Dependent audits aren’t cheap. The audit company gets paid a pretty penny to track employees’ compliance, look over all the documents and at the end of the day; they are the only ones that are truly benefiting from the audit.
For large companies with thousands of employees, there are thousands of documents that must be collected and reviewed. Even if you hire a vendor to do your audit, HR will spend a lot of time dealing with employee appeals, complaints and questions. There will also be a number of unique situations that will require the vice president of HR to review, e.g., children born in other countries, common law marriages, natural disasters that have caused the loss of records, and more.
3. Employee backlash
One of the biggest issues with the dependent audit is the way employees react. Many employees are, needless to say, offended. They are being asked for documentation to prove that they were married to their wife or that a child is truly theirs. Many employees are also sensitive about releasing these private documents to a third party in this age of identity theft. In addition to the emotional aspect involved, putting together the required information and documents is a major inconvenience to employees and may have a cost to the employee when they request a new copy of their documents.

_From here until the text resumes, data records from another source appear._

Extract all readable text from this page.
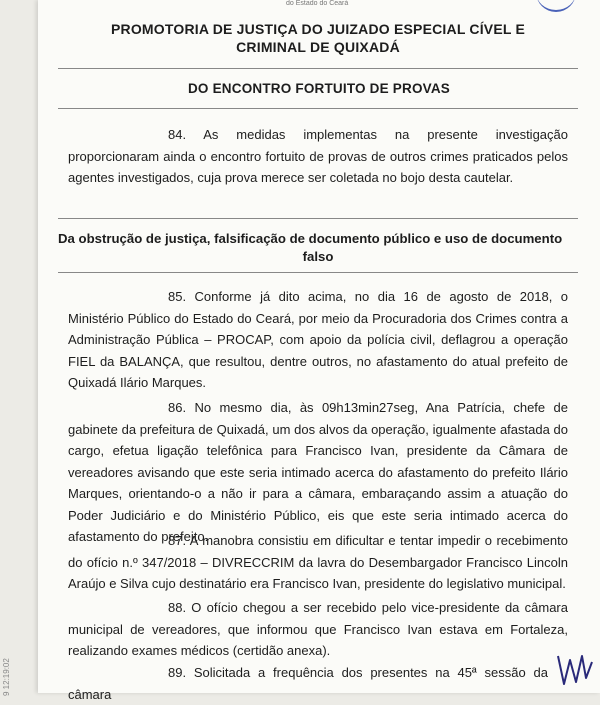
do Estado do Ceará
PROMOTORIA DE JUSTIÇA DO JUIZADO ESPECIAL CÍVEL E CRIMINAL DE QUIXADÁ
DO ENCONTRO FORTUITO DE PROVAS
84. As medidas implementas na presente investigação proporcionaram ainda o encontro fortuito de provas de outros crimes praticados pelos agentes investigados, cuja prova merece ser coletada no bojo desta cautelar.
Da obstrução de justiça, falsificação de documento público e uso de documento
falso
85. Conforme já dito acima, no dia 16 de agosto de 2018, o Ministério Público do Estado do Ceará, por meio da Procuradoria dos Crimes contra a Administração Pública – PROCAP, com apoio da polícia civil, deflagrou a operação FIEL da BALANÇA, que resultou, dentre outros, no afastamento do atual prefeito de Quixadá Ilário Marques.
86. No mesmo dia, às 09h13min27seg, Ana Patrícia, chefe de gabinete da prefeitura de Quixadá, um dos alvos da operação, igualmente afastada do cargo, efetua ligação telefônica para Francisco Ivan, presidente da Câmara de vereadores avisando que este seria intimado acerca do afastamento do prefeito Ilário Marques, orientando-o a não ir para a câmara, embaraçando assim a atuação do Poder Judiciário e do Ministério Público, eis que este seria intimado acerca do afastamento do prefeito.
87. A manobra consistiu em dificultar e tentar impedir o recebimento do ofício n.º 347/2018 – DIVRECCRIM da lavra do Desembargador Francisco Lincoln Araújo e Silva cujo destinatário era Francisco Ivan, presidente do legislativo municipal.
88. O ofício chegou a ser recebido pelo vice-presidente da câmara municipal de vereadores, que informou que Francisco Ivan estava em Fortaleza, realizando exames médicos (certidão anexa).
89. Solicitada a frequência dos presentes na 45ª sessão da câmara
9 12:19:02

So how do you fix the problem?
The underlying issue that some ineligible dependents are on the plan will always exist, and a dependent audit is not going to fix this. Employees will continue to misunderstand who is a “dependent,” such as a grandchild living with the employee (unless the employee has legal custody).
In my 25 years of HR experience, 95% of employees are very honest people and the other 5% will find ways to beat the system. To help lessen the chance that your health plan has ineligible dependents and to not create a backlash from employees; I propose a gradual fix.
The first step is to require all new employees to present documents to HR during the new hire process; much in the same way that they must document their eligibility for the I-9 form. Secondly, tell employees that after a specific date if they have a life event, documentation will need to be presented to HR to add a dependent. Third, be sure to code the benefits/payroll system to automatically drop dependent children from the plan once they reach 26 years of age.
Using these steps, if just 10% of your employees turn over each year, in a few years you will have documented the eligibility of most of the dependents on the plan – and saved your company a lot of money, time, and undue stress.